GM: "Okay, the King gives you guidance. What does he tell you."
PC 1: "Destroy the town!"
PC 2: "No, destroy the waterworks but save the town!"
GM: Great, we have a conflict!

lumpley

God isn't an NPC.

So don't say "the King of Life tells you to follow your heart" - it's not within your rights as GM to decide that. Instead you can say something like I said to Tony -

Or check this out. This divination thing, it could be a wicked cool series of raises. What's at stake is something like "do we figure out the source of evil in the town," right?

-Vincent

Simon Kamber

Quote from: lumpleyOr check this out. This divination thing, it could be a wicked cool series of raises. What's at stake is something like "do we figure out the source of evil in the town," right?
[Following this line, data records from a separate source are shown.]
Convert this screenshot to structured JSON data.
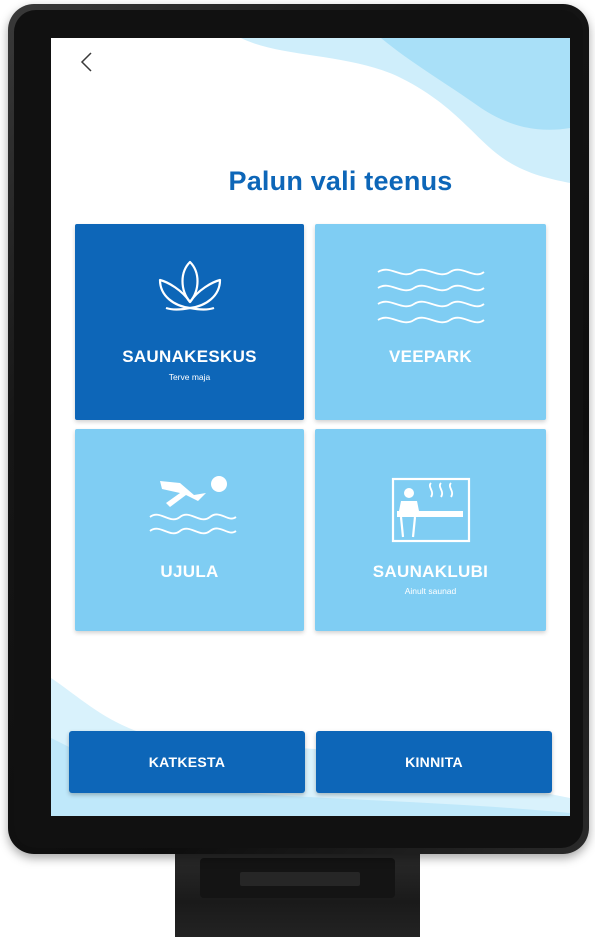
{
  "title": "Palun vali teenus",
  "navigation": {
    "back_icon": "chevron-left-icon"
  },
  "services": [
    {
      "label": "SAUNAKESKUS",
      "subtitle": "Terve maja",
      "icon": "lotus-icon",
      "selected": true
    },
    {
      "label": "VEEPARK",
      "subtitle": "",
      "icon": "waves-icon",
      "selected": false
    },
    {
      "label": "UJULA",
      "subtitle": "",
      "icon": "swimmer-icon",
      "selected": false
    },
    {
      "label": "SAUNAKLUBI",
      "subtitle": "Ainult saunad",
      "icon": "sauna-icon",
      "selected": false
    }
  ],
  "actions": {
    "cancel": "KATKESTA",
    "confirm": "KINNITA"
  },
  "colors": {
    "primary": "#0d66b8",
    "tile_light": "#7fcdf3",
    "wave_light": "#cfeefb"
  }
}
Hmm. I could see a cool conflict in something like "what is he telling us really?".
Simon Kamber

Darren Hill

Quote from: lumpleyGod isn't an NPC.

So don't say "the King of Life tells you to follow your heart" - it's not within your rights as GM to decide that. Instead you can say something like I said to Tony -

I was going to disagree with you there, but I think I realise what you mean. When you say, God isn't an NPC, you're saying, that God isn't a GM-controlled character - is that right?
I still see him as an NPC - he's a character (a pretty strong presence in the setting!), and not a player character. Pretty much the definition of an NPC :)
Or maybe he's a gestalt PC, distributed between the players...
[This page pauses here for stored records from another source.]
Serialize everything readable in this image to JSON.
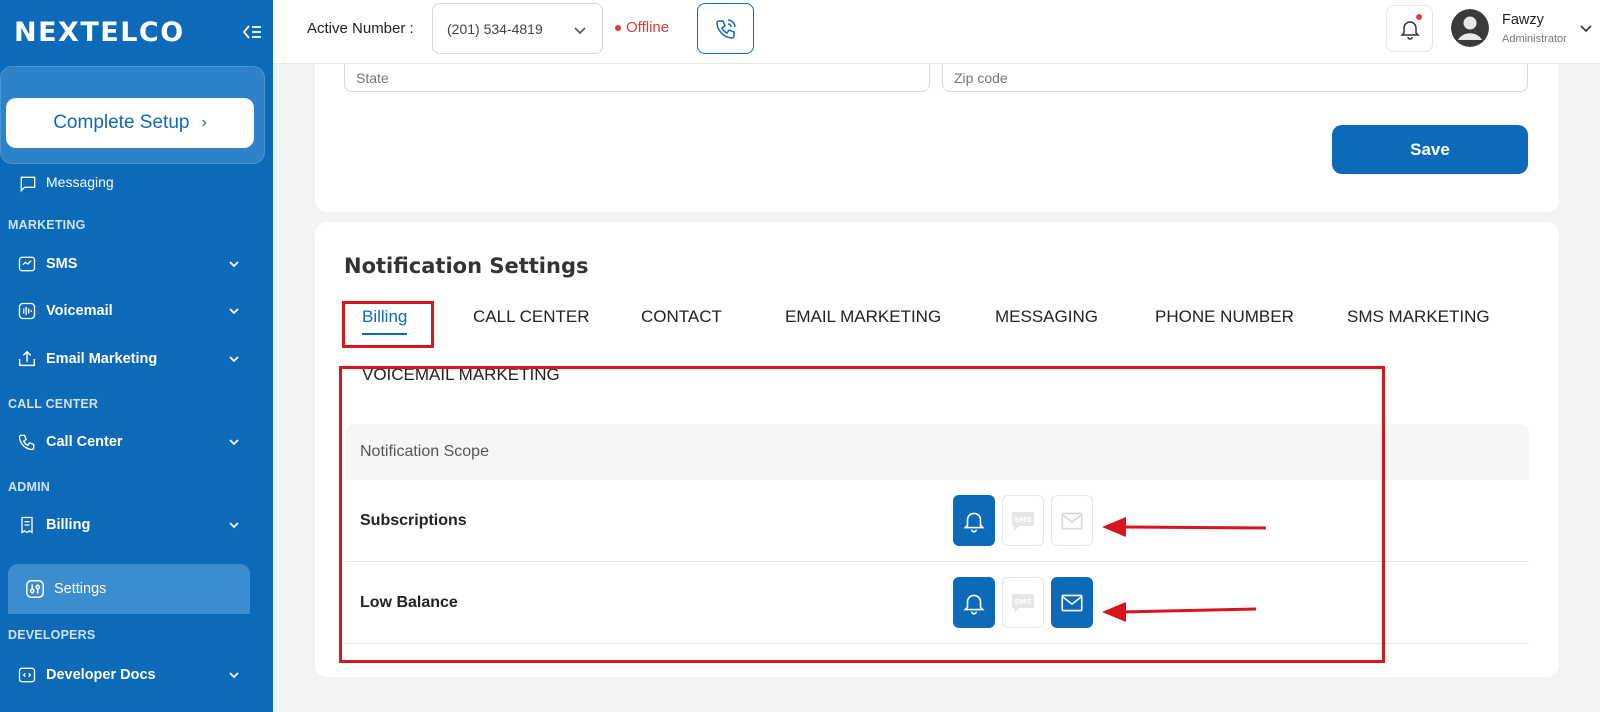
{
  "brand": {
    "logo": "NEXTELCO"
  },
  "sidebar": {
    "setup_label": "Complete Setup",
    "partial_item": "Messaging",
    "sections": {
      "marketing": "MARKETING",
      "call_center": "CALL CENTER",
      "admin": "ADMIN",
      "developers": "DEVELOPERS"
    },
    "items": {
      "sms": "SMS",
      "voicemail": "Voicemail",
      "email_marketing": "Email Marketing",
      "call_center": "Call Center",
      "billing": "Billing",
      "settings": "Settings",
      "developer_docs": "Developer Docs"
    }
  },
  "topbar": {
    "active_label": "Active Number :",
    "active_number": "(201) 534-4819",
    "status": "Offline",
    "user_name": "Fawzy",
    "user_role": "Administrator"
  },
  "address": {
    "state_placeholder": "State",
    "zip_placeholder": "Zip code",
    "save_label": "Save"
  },
  "notifications": {
    "title": "Notification Settings",
    "tabs": [
      "Billing",
      "CALL CENTER",
      "CONTACT",
      "EMAIL MARKETING",
      "MESSAGING",
      "PHONE NUMBER",
      "SMS MARKETING",
      "VOICEMAIL MARKETING"
    ],
    "active_tab": "Billing",
    "scope_header": "Notification Scope",
    "rows": [
      {
        "label": "Subscriptions",
        "in_app": true,
        "sms": false,
        "email": false
      },
      {
        "label": "Low Balance",
        "in_app": true,
        "sms": false,
        "email": true
      }
    ]
  },
  "colors": {
    "brand": "#0d6ab8",
    "annotation": "#d8141c",
    "status_offline": "#e03b3b"
  }
}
I see what your getting at though. When I said, "The King tells you to follow your heart - what does he say," I meant that as a neutral "I don't know, that's what you you tell me" - but it isn't neutral, is it? That can steer the players, especially those prone to seek solutions from the GM ("we should be looking for some compassionate solution rather than imposing justice which might be cruel"). I'll stick to your more neutral statement.

sirogit

I see God in DITV to be handled like Theme in most Narrativist games... something to be abstracted from the game's foundation by the characters(most importantly PC)'s interaction with it. Something that no one has direct creator-power over, even by unanimous agreement.